The concert ends, we clap. As audiences tend to do when a concert ends. It’s a nearly sold out show, but by no means a particularly enthusiastic audience. Your average unimpressible Thursday night New York crowd. Hayley and I, both being musicians and both appreciating that it is important to stand when you appreciate good music, give little Mr. Bell a standing ovation as he’s doing his multiple bow-go offstage-come back on-bow-rinse-repeat routine. Some people are standing, some people are sitting applauding, all are waiting for him to do his encore. After all, he HAS to do an encore, it’s Carnegie. Obvi. Round 67 of this he decides he’s going to give an encore and so we sit ourselves back down into our seats. At which point the following “conversation” ensues:

Older lady behind us (OLBU), in a scoffing tone- Well Thank You. (I don’t even know how to write this to convey the tone here- italics don’t justify the emphasis properly, not does caps or underlined. It was just that disdainful tone that only a self-important New Yorker can command. Her age and sex may have added to the ability as well)
Hayley: I’m sorry?
OLBU- I couldn’t SEE. Scoff It’s not a BASEBALL game you know.
Hayley (clearly flustered and confused and offended): I’m sorry, but we were giving a standing ovation to an excellent performance and he wasn’t DOING anything that we would be blocking…

Just at this point his encore starts so Hayley is cut off before anything further can be said by either party. Oh, but now I’m mad. True to form I am utterly aghast that someone would have such a sense of entitlement and be so arrogant and disrespectful all in one utterance. Has this woman ever BEEN to a classical performance? Who does she even think she is to say something so absurd? This dude just played his heart out and poured all of himself into this music for 2+ hours and you can’t even bother to get your sorry ass out of your chair for 2 minutes to show your appreciation? And you know what, if that was even it, fine. Maybe you have arthritis. Or maybe you thought he sucked. Fine. But don’t go raining on my sweet Valentine’s parade with your passive aggressive “This isn’t a baseball game” commentary.

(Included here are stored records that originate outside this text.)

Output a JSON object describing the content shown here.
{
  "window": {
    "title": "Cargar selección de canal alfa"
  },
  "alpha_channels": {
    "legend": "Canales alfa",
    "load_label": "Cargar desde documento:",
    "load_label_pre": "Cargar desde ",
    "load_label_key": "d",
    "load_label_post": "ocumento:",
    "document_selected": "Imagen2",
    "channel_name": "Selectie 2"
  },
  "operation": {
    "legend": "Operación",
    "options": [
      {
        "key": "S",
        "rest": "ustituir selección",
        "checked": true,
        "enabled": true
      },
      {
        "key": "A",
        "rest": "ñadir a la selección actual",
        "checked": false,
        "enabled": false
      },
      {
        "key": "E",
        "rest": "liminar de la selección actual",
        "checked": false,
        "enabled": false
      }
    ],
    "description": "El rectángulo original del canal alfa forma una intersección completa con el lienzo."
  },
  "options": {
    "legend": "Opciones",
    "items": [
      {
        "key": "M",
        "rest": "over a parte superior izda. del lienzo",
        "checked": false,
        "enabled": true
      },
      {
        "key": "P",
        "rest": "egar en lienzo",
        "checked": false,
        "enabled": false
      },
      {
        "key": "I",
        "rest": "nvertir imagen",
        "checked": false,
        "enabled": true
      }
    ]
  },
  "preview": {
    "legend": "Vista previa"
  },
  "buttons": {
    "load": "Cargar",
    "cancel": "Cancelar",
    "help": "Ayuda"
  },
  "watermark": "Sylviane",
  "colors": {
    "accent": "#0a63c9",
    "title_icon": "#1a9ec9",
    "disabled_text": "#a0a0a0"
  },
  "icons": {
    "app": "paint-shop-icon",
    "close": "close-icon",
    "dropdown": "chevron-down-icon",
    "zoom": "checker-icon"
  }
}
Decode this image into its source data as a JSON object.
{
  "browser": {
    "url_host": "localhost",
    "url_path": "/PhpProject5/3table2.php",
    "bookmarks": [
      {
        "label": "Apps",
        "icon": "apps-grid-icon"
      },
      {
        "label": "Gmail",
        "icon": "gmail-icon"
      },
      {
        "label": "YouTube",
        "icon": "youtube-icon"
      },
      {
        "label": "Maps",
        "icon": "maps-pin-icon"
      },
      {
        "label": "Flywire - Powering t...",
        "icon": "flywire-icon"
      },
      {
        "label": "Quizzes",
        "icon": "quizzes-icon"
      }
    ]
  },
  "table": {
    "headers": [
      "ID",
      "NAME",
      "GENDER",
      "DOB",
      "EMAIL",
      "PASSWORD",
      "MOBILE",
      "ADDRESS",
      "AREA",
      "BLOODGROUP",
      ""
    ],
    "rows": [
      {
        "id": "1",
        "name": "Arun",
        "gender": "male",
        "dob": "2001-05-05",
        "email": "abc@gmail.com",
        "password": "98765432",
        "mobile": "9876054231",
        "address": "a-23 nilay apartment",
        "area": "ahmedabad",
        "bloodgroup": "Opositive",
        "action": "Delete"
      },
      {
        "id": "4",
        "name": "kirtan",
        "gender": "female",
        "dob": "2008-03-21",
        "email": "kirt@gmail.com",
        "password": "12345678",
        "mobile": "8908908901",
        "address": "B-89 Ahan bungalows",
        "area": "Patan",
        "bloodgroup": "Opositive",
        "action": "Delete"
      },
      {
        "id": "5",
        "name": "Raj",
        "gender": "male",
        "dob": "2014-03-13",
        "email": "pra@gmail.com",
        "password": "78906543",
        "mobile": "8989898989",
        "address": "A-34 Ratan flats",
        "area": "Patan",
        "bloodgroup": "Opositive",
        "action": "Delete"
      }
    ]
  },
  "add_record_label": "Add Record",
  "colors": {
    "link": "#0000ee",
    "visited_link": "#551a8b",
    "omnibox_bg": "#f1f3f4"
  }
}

This woman has effectively ruined the encore for me. I literally do not even remember what he was playing because my memory is consumed with all of the aforementioned thoughts as I was trying to work out my anger at this lady. I know, I KNOW, it doesn’t matter. I shouldn’t care. I can’t choose how other people act but I can choose how to respond. Right, I know. That is why I have a blog. Because honestly, it took every ounce of respect-for-my-elders that was instilled by my parents (thanks!) to not turn around and make some snide comment after Joshy was done playing and we were leaving. Oh right, after his TWO encores, thank you VERY much. Oh, but apparently it wasn’t enough for them, because as they leave, the husband gives me this look as if I am the black spots of old nasty gum and grime dotting a New York City sidewalk. Thanks, real mature, sir. Because you know what, I guess you point may be valid and perhaps we were confused… we misread a performance by “Joshua Bell” and thought it was former Mets player Derek Bell. Oops. My bad.

But, aside from this little incident (which I just have to blow up into a larger one, because that's what bloggers do, right?), the night was lovely. I just felt the need to turn 5 minutes of a 3 hour evening into 5 paragraphs of self-absorbed commentary. Clearly a mature response. In any event, my anti-Valentines Valentine's day was not one I will soon forget. Thanks Hayley, you're the best Valentine a gal could ask for.

1 comment:

Preethi said...

I...um...what??? I am sincerely at a loss. That is the most absurd thing I've ever heard in my entire life. And I live in Philadelphia. Wow.

Glad you had an awesome time x the ridiculousness. Yay for J. Bell.